De l’art de transformer l’échec en succès

Le problème de la surcharge des classes scolaires qui se pose dans de nombreuses régions du pays semble devenir de plus en plus insurmontable au point de contraindre la première responsable du secteur à abdiquer, presque devant la difficulté à trouver les solutions les plus idoines à la problématique. Mme Benghabrit a fini par lâcher le morceau, invitant indirectement les élèves, mais aussi leurs parents, à faire avec ce phénomène digne des pays sous-développés qui bride la scolarité des écoliers. Elle va jusqu’à mettre sur le compte de l’honnêteté le fait de reconnaître l’impossibilité pour son département de juguler le problème de la surcharge des classes. Une attitude qui rappelle étrangement celle d’un autre responsable, le directeur général de l’Institut Pasteur qui avait affirmé, pince sans rire, que c’était un courage pour le gouvernement algérien d’admettre officiellement l’existence de cas de choléra.

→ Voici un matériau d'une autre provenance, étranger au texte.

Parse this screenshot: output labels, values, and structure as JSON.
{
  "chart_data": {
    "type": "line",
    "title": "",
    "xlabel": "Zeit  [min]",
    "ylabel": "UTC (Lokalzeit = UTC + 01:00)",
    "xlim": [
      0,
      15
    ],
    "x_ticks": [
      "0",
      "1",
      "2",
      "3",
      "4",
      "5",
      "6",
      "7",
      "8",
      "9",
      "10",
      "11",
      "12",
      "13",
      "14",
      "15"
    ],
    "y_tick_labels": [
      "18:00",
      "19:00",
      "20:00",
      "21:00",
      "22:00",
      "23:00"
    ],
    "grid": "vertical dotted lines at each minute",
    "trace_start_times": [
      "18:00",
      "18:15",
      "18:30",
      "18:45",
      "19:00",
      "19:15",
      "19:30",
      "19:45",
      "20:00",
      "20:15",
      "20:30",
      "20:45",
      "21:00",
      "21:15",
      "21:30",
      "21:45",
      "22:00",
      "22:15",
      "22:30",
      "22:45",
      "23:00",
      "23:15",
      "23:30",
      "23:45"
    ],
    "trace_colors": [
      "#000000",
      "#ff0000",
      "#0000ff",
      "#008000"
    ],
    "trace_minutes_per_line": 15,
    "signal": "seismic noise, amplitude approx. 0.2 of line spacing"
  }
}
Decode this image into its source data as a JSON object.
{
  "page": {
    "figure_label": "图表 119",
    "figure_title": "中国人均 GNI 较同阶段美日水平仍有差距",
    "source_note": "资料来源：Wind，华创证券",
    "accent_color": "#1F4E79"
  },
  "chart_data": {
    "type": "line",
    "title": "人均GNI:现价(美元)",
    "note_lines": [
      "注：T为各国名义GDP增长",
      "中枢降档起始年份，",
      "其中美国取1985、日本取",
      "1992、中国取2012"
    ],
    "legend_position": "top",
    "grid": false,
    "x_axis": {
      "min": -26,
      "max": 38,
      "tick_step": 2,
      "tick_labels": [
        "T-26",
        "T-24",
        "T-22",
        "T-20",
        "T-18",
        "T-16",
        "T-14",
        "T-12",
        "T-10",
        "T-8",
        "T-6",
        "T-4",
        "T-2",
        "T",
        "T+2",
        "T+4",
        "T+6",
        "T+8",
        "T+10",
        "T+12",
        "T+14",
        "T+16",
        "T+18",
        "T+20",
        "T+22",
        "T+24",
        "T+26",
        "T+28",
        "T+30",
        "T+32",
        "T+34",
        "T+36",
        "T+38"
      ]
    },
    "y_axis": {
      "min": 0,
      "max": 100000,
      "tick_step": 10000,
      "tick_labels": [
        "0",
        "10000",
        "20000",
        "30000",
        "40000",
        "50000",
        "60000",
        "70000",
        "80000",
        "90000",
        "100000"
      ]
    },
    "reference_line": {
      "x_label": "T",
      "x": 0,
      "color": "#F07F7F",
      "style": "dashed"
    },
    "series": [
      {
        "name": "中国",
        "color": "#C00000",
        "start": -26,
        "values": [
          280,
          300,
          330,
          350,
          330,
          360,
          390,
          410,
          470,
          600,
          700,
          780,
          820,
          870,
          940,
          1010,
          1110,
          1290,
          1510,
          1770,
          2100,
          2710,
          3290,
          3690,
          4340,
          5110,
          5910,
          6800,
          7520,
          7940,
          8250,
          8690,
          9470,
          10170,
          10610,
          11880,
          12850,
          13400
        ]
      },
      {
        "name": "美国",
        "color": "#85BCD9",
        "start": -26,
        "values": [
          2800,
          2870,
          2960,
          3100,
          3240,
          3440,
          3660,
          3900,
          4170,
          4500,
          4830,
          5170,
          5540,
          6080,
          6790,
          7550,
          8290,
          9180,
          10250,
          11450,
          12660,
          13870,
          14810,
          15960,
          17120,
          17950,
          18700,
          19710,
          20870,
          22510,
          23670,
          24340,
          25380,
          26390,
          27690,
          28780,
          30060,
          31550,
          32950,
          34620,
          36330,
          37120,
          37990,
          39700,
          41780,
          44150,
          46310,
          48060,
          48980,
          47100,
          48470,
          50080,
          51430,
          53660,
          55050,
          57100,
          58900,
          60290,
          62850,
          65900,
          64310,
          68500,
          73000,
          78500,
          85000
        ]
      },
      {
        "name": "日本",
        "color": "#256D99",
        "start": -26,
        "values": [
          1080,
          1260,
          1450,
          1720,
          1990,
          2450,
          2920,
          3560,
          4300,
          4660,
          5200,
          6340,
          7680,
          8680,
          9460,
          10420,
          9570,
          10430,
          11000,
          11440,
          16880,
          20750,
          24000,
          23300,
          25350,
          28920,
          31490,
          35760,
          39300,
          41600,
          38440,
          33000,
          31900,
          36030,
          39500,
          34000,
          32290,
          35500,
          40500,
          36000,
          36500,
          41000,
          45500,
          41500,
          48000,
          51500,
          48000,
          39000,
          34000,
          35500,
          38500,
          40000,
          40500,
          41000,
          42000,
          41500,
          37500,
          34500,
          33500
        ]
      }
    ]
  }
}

On aura tout vu et entendu avec ce système à bout de souffle dont les représentants pensent toujours avoir trouvé les mots pour transformer l’échec en triomphe. Mais la réalité est telle que cet exercice prête presque à rire, sinon à pleurer, devant l’ampleur du désastre. Au problème de la surcharge des classes auquel les élèves sont invités à s’habituer, la première responsable du secteur, dans une posture quelque peu ubuesque pour un ministre de l’Éducation, pousse le ridicule jusqu’à préconiser le retour aux chalets préfabriqués, de triste mémoire coloniale, pour diminuer la pression dans les classes. C’est dire que près de 60 ans après l’Indépendance, les tenants du pouvoir ont réussi la prouesse de nous renvoyer à une bien triste époque que l’on croyait révolue à tout jamais.
L’Algérie, qui continue de se vanter d’avoir les taux de développement humain les plus élevés du continent, semble avoir fini par être rattrapée par une certaine gestion pour le moins chaotique des affaires publiques. Aux programmes d’enseignement objets de vives critiques, les écoliers algériens doivent se résigner à suivre les cours dans des classes surchargées. Et ce n’est certainement pas un hasard que, pour justifier les échecs dans tel ou tel domaine, les responsables en poste s’épanchent sur une explosion démographique qui n’en est pas une, en réalité. “Gouverner, c’est prévoir”, disait un homme politique français du XIXe siècle. Mais deux siècles après, la prospective ne semble pas être vraiment le fort du pouvoir algérien.